#BlackLivesMatter Support the Equal Justice Initiative.

Big Leaky Data, Strava and Me

Monday, January 29th 2018

I’ve been working on a project lately that makes use of Strava’s API for tracking and recording your workouts. The project is called Routey lets you create high-quality prints of your runs and activities. If you’re a runner, or know a serious runner, I’d suggest giving it a look. They make great gifts!

When I saw Strava pop up in my Google News feed yesterday my first thought was it must’ve been algorithmically catering the stories based on my search history, scouring their API documentation and other things. It turns out it was not! They were legitimately in the news for an interesting reason: someone figured out you can track the habits of military personnel and suss out the location of military bases by playing with their heatmap feature.

The old adage is that no press is bad press, but I feel a bit bad for Strava in this case with the ensuing conversation that’s emerged. Most articles I’ve read correctly absolve Strava of fault here, but it’s probably not the kind of press their marketing team would intentionally seek.

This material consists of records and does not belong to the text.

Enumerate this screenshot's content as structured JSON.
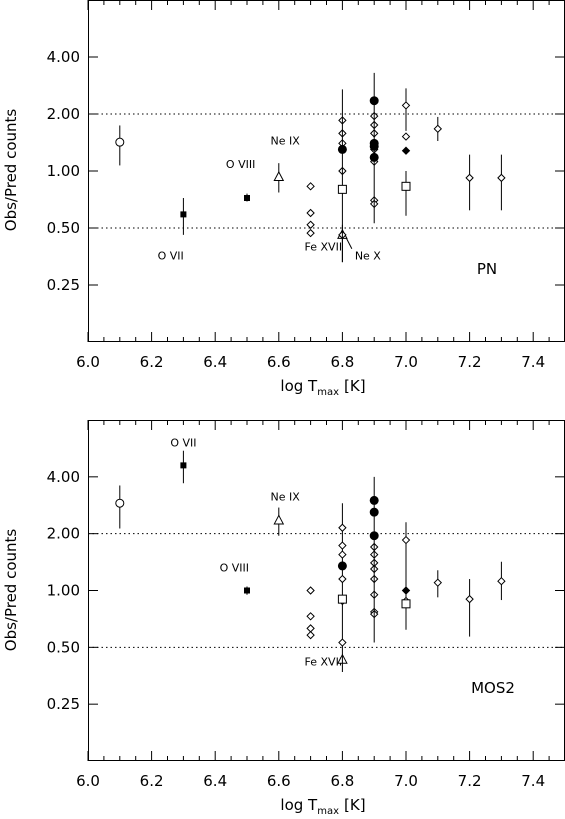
{
  "chart_data": [
    {
      "type": "scatter",
      "panel_label": "PN",
      "xlabel": {
        "main": "log T",
        "sub": "max",
        "unit": "[K]"
      },
      "ylabel": "Obs/Pred counts",
      "xlim": [
        6.0,
        7.5
      ],
      "ylim": [
        0.125,
        8.0
      ],
      "yscale": "log",
      "xticks": [
        "6.0",
        "6.2",
        "6.4",
        "6.6",
        "6.8",
        "7.0",
        "7.2",
        "7.4"
      ],
      "yticks": [
        "0.25",
        "0.50",
        "1.00",
        "2.00",
        "4.00"
      ],
      "reference_lines": [
        0.5,
        2.0
      ],
      "grid": false,
      "annotations": [
        {
          "text": "O VII",
          "x": 6.26,
          "y": 0.34
        },
        {
          "text": "O VIII",
          "x": 6.48,
          "y": 1.04
        },
        {
          "text": "Ne IX",
          "x": 6.62,
          "y": 1.38
        },
        {
          "text": "Fe XVII",
          "x": 6.74,
          "y": 0.38
        },
        {
          "text": "Ne X",
          "x": 6.88,
          "y": 0.34,
          "leader_to": {
            "x": 6.81,
            "y": 0.45
          }
        }
      ],
      "series": [
        {
          "marker": "open-circle",
          "points": [
            {
              "x": 6.1,
              "y": 1.42,
              "lo": 1.07,
              "hi": 1.74
            }
          ]
        },
        {
          "marker": "filled-square",
          "points": [
            {
              "x": 6.3,
              "y": 0.59,
              "lo": 0.46,
              "hi": 0.72
            },
            {
              "x": 6.5,
              "y": 0.72,
              "lo": 0.69,
              "hi": 0.76
            }
          ]
        },
        {
          "marker": "open-triangle",
          "points": [
            {
              "x": 6.6,
              "y": 0.93,
              "lo": 0.77,
              "hi": 1.1
            },
            {
              "x": 6.8,
              "y": 0.46,
              "lo": 0.33,
              "hi": 0.52
            }
          ]
        },
        {
          "marker": "open-diamond",
          "points": [
            {
              "x": 6.7,
              "y": 0.83,
              "lo": 0.83,
              "hi": 0.83
            },
            {
              "x": 6.7,
              "y": 0.6,
              "lo": 0.6,
              "hi": 0.6
            },
            {
              "x": 6.7,
              "y": 0.52,
              "lo": 0.52,
              "hi": 0.52
            },
            {
              "x": 6.7,
              "y": 0.47,
              "lo": 0.47,
              "hi": 0.47
            },
            {
              "x": 6.8,
              "y": 1.85,
              "lo": 1.85,
              "hi": 1.85
            },
            {
              "x": 6.8,
              "y": 1.58,
              "lo": 1.58,
              "hi": 1.58
            },
            {
              "x": 6.8,
              "y": 1.4,
              "lo": 1.4,
              "hi": 1.4
            },
            {
              "x": 6.8,
              "y": 1.0,
              "lo": 1.0,
              "hi": 1.0
            },
            {
              "x": 6.8,
              "y": 0.46,
              "lo": 0.46,
              "hi": 0.46
            },
            {
              "x": 6.9,
              "y": 1.95,
              "lo": 1.95,
              "hi": 1.95
            },
            {
              "x": 6.9,
              "y": 1.75,
              "lo": 1.75,
              "hi": 1.75
            },
            {
              "x": 6.9,
              "y": 1.58,
              "lo": 1.58,
              "hi": 1.58
            },
            {
              "x": 6.9,
              "y": 1.4,
              "lo": 1.4,
              "hi": 1.4
            },
            {
              "x": 6.9,
              "y": 1.3,
              "lo": 1.3,
              "hi": 1.3
            },
            {
              "x": 6.9,
              "y": 1.12,
              "lo": 1.12,
              "hi": 1.12
            },
            {
              "x": 6.9,
              "y": 0.7,
              "lo": 0.7,
              "hi": 0.7
            },
            {
              "x": 6.9,
              "y": 0.67,
              "lo": 0.67,
              "hi": 0.67
            },
            {
              "x": 7.0,
              "y": 2.22,
              "lo": 1.63,
              "hi": 2.73
            },
            {
              "x": 7.0,
              "y": 1.52,
              "lo": 1.52,
              "hi": 1.52
            },
            {
              "x": 7.1,
              "y": 1.67,
              "lo": 1.44,
              "hi": 1.93
            },
            {
              "x": 7.2,
              "y": 0.92,
              "lo": 0.62,
              "hi": 1.22
            },
            {
              "x": 7.3,
              "y": 0.92,
              "lo": 0.62,
              "hi": 1.22
            }
          ]
        },
        {
          "marker": "filled-circle",
          "points": [
            {
              "x": 6.8,
              "y": 1.3,
              "lo": 0.33,
              "hi": 2.7
            },
            {
              "x": 6.9,
              "y": 2.35,
              "lo": 0.53,
              "hi": 3.3
            },
            {
              "x": 6.9,
              "y": 1.4,
              "lo": 1.4,
              "hi": 1.4
            },
            {
              "x": 6.9,
              "y": 1.35,
              "lo": 1.35,
              "hi": 1.35
            },
            {
              "x": 6.9,
              "y": 1.18,
              "lo": 1.18,
              "hi": 1.18
            }
          ]
        },
        {
          "marker": "open-square",
          "points": [
            {
              "x": 6.8,
              "y": 0.8,
              "lo": 0.8,
              "hi": 0.8
            },
            {
              "x": 7.0,
              "y": 0.83,
              "lo": 0.58,
              "hi": 1.0
            }
          ]
        },
        {
          "marker": "filled-diamond",
          "points": [
            {
              "x": 7.0,
              "y": 1.28,
              "lo": 1.28,
              "hi": 1.28
            }
          ]
        }
      ]
    },
    {
      "type": "scatter",
      "panel_label": "MOS2",
      "xlabel": {
        "main": "log T",
        "sub": "max",
        "unit": "[K]"
      },
      "ylabel": "Obs/Pred counts",
      "xlim": [
        6.0,
        7.5
      ],
      "ylim": [
        0.125,
        8.0
      ],
      "yscale": "log",
      "xticks": [
        "6.0",
        "6.2",
        "6.4",
        "6.6",
        "6.8",
        "7.0",
        "7.2",
        "7.4"
      ],
      "yticks": [
        "0.25",
        "0.50",
        "1.00",
        "2.00",
        "4.00"
      ],
      "reference_lines": [
        0.5,
        2.0
      ],
      "grid": false,
      "annotations": [
        {
          "text": "O VII",
          "x": 6.3,
          "y": 5.8
        },
        {
          "text": "Ne IX",
          "x": 6.62,
          "y": 3.0
        },
        {
          "text": "O VIII",
          "x": 6.46,
          "y": 1.26
        },
        {
          "text": "Fe XVII",
          "x": 6.74,
          "y": 0.4
        }
      ],
      "series": [
        {
          "marker": "open-circle",
          "points": [
            {
              "x": 6.1,
              "y": 2.9,
              "lo": 2.13,
              "hi": 3.6
            }
          ]
        },
        {
          "marker": "filled-square",
          "points": [
            {
              "x": 6.3,
              "y": 4.6,
              "lo": 3.7,
              "hi": 5.5
            },
            {
              "x": 6.5,
              "y": 1.0,
              "lo": 0.95,
              "hi": 1.05
            }
          ]
        },
        {
          "marker": "open-triangle",
          "points": [
            {
              "x": 6.6,
              "y": 2.35,
              "lo": 1.95,
              "hi": 2.75
            },
            {
              "x": 6.8,
              "y": 0.43,
              "lo": 0.43,
              "hi": 0.43
            }
          ]
        },
        {
          "marker": "open-diamond",
          "points": [
            {
              "x": 6.7,
              "y": 1.0,
              "lo": 1.0,
              "hi": 1.0
            },
            {
              "x": 6.7,
              "y": 0.73,
              "lo": 0.73,
              "hi": 0.73
            },
            {
              "x": 6.7,
              "y": 0.63,
              "lo": 0.63,
              "hi": 0.63
            },
            {
              "x": 6.7,
              "y": 0.58,
              "lo": 0.58,
              "hi": 0.58
            },
            {
              "x": 6.8,
              "y": 2.15,
              "lo": 0.37,
              "hi": 2.9
            },
            {
              "x": 6.8,
              "y": 1.73,
              "lo": 1.73,
              "hi": 1.73
            },
            {
              "x": 6.8,
              "y": 1.55,
              "lo": 1.55,
              "hi": 1.55
            },
            {
              "x": 6.8,
              "y": 1.15,
              "lo": 1.15,
              "hi": 1.15
            },
            {
              "x": 6.8,
              "y": 0.88,
              "lo": 0.88,
              "hi": 0.88
            },
            {
              "x": 6.8,
              "y": 0.53,
              "lo": 0.53,
              "hi": 0.53
            },
            {
              "x": 6.9,
              "y": 1.7,
              "lo": 1.7,
              "hi": 1.7
            },
            {
              "x": 6.9,
              "y": 1.55,
              "lo": 1.55,
              "hi": 1.55
            },
            {
              "x": 6.9,
              "y": 1.4,
              "lo": 1.4,
              "hi": 1.4
            },
            {
              "x": 6.9,
              "y": 1.3,
              "lo": 1.3,
              "hi": 1.3
            },
            {
              "x": 6.9,
              "y": 1.15,
              "lo": 1.15,
              "hi": 1.15
            },
            {
              "x": 6.9,
              "y": 0.95,
              "lo": 0.95,
              "hi": 0.95
            },
            {
              "x": 6.9,
              "y": 0.77,
              "lo": 0.77,
              "hi": 0.77
            },
            {
              "x": 6.9,
              "y": 0.75,
              "lo": 0.75,
              "hi": 0.75
            },
            {
              "x": 7.0,
              "y": 1.85,
              "lo": 0.62,
              "hi": 2.3
            },
            {
              "x": 7.0,
              "y": 0.88,
              "lo": 0.88,
              "hi": 0.88
            },
            {
              "x": 7.1,
              "y": 1.1,
              "lo": 0.92,
              "hi": 1.28
            },
            {
              "x": 7.2,
              "y": 0.9,
              "lo": 0.57,
              "hi": 1.15
            },
            {
              "x": 7.3,
              "y": 1.12,
              "lo": 0.89,
              "hi": 1.42
            }
          ]
        },
        {
          "marker": "filled-circle",
          "points": [
            {
              "x": 6.8,
              "y": 1.35,
              "lo": 1.35,
              "hi": 1.35
            },
            {
              "x": 6.9,
              "y": 3.0,
              "lo": 0.53,
              "hi": 4.0
            },
            {
              "x": 6.9,
              "y": 2.6,
              "lo": 2.6,
              "hi": 2.6
            },
            {
              "x": 6.9,
              "y": 1.95,
              "lo": 1.95,
              "hi": 1.95
            }
          ]
        },
        {
          "marker": "open-square",
          "points": [
            {
              "x": 6.8,
              "y": 0.9,
              "lo": 0.9,
              "hi": 0.9
            },
            {
              "x": 7.0,
              "y": 0.85,
              "lo": 0.85,
              "hi": 0.85
            }
          ]
        },
        {
          "marker": "filled-diamond",
          "points": [
            {
              "x": 7.0,
              "y": 1.0,
              "lo": 1.0,
              "hi": 1.0
            }
          ]
        }
      ]
    }
  ]
}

This got me thinking about the way big data leaks our evolving concept of privacy. I made a quick list off the top of my head of some of the privacy-compromising ways our data can leak:

  • Strava accidentally reveals the locations of bases and patterns of troops.
  • Twitter will let you see the non-prviate half of a conversation with a private account.
  • This is old, but G Suite (back when it was Google Apps) used to show the number of users using Google Apps at a particular account if you tried to sign up for the service with a domain that was already using it. I tried this with Obama.com in 2008 during the election.
  • Reverse-image searches and facial recognition is so good now that your anonymity on dating websites is as good as gone if you reuse the same photos anywhere else.
  • GPS data is attached to the photos we take on our smartphones. Apple’s Messages (for example) removes this metadata if you send someone a photo through text, but that wasn’t always the case and won’t protect you if you upload the image or email it to someone.
  • You can use the ambient light sensor to extract browser history or (potentially) steal other data.
  • With a service like AirDrop turned on so anyone can share with you, people will see whatever name you’ve assigned to your phone and the accompanying photo you’ve given yourself.
  • Older version of the previous: You can sometimes see the names of other computers connected to the same wifi network as you. Seems less frequent these days, but was definitely common at one point.
  • Your device has a unique identifier (UUID) that gets broadcast to the entire network when it connects. Someone could watch for this ID joining and leaving the network and figure out someone’s patterns over time.
  • We advertise our names, nicknames and possible place of employment in our email address.
  • The digital home assistant market is literally putting an microphone in your home that eavesdrops on your conversations and broadcasts them to private companies. No matter how well intentioned or how many safeguards these companies put in place, it’s an invasion of privacy.
  • Slightly related to the last, regardless of what you think of them or what they say they do with the data, the companies that manage the software on our phones know our locations. Like the previous example, most are well intentioned and take steps to scrub the data or keep this from leaking,
  • Did you turn on a location sharing featured like Find my Friends with your friends and forget about it? I’ve done that.
  • If someone knows your address they can probably see what the front of your home looks like on Google Streetview. They might even be able to figure out what make or model of car you own baed on whats parked outside.
  • Old school: Foursquare location checkins were the original treasure trove of knowing where people were and when they weren’t at home. I remember articles back in 2010 talking about the privacy implications of the “check-in.”
  • I remembered this great article by Kieran Healy about hypothetically using metadata to find Paul Revere.

Some or many of these things probably seem obvious and therefore not a big deal. That our email addresses can tell other people things about us, for example, or perhaps even the privacy implications of our digital home assistants always listening to us. These things might seem like common sense to many.

But I think the obviousness of these things is relative and speaks to how we’ve changed our perspectives around what constitutes reasonable privacy. That’s going to change again gong forward, probably in drastic fashion, as things get more technologically advanced. I mean this in a completely non-fatalist way, but it’s inevitable and I think fighting it’s going to be ultimately futile. We’re sacrificing privacy for convenience of some measure, and whatever we consider “privacy” is going to lose that battle ten times out of ten.

It sounds dark, but privacy — at least as it’s defined today — is dead. Watching this change over the course of your life is a bit unsettling, but I’m not sure it can be fought. I’m not sure it needs to be fought, either. What constitutes an invasion of privacy today is going to be the norm for the next generation. We just need to stay on top of maintaining general awareness and education surrounding these things.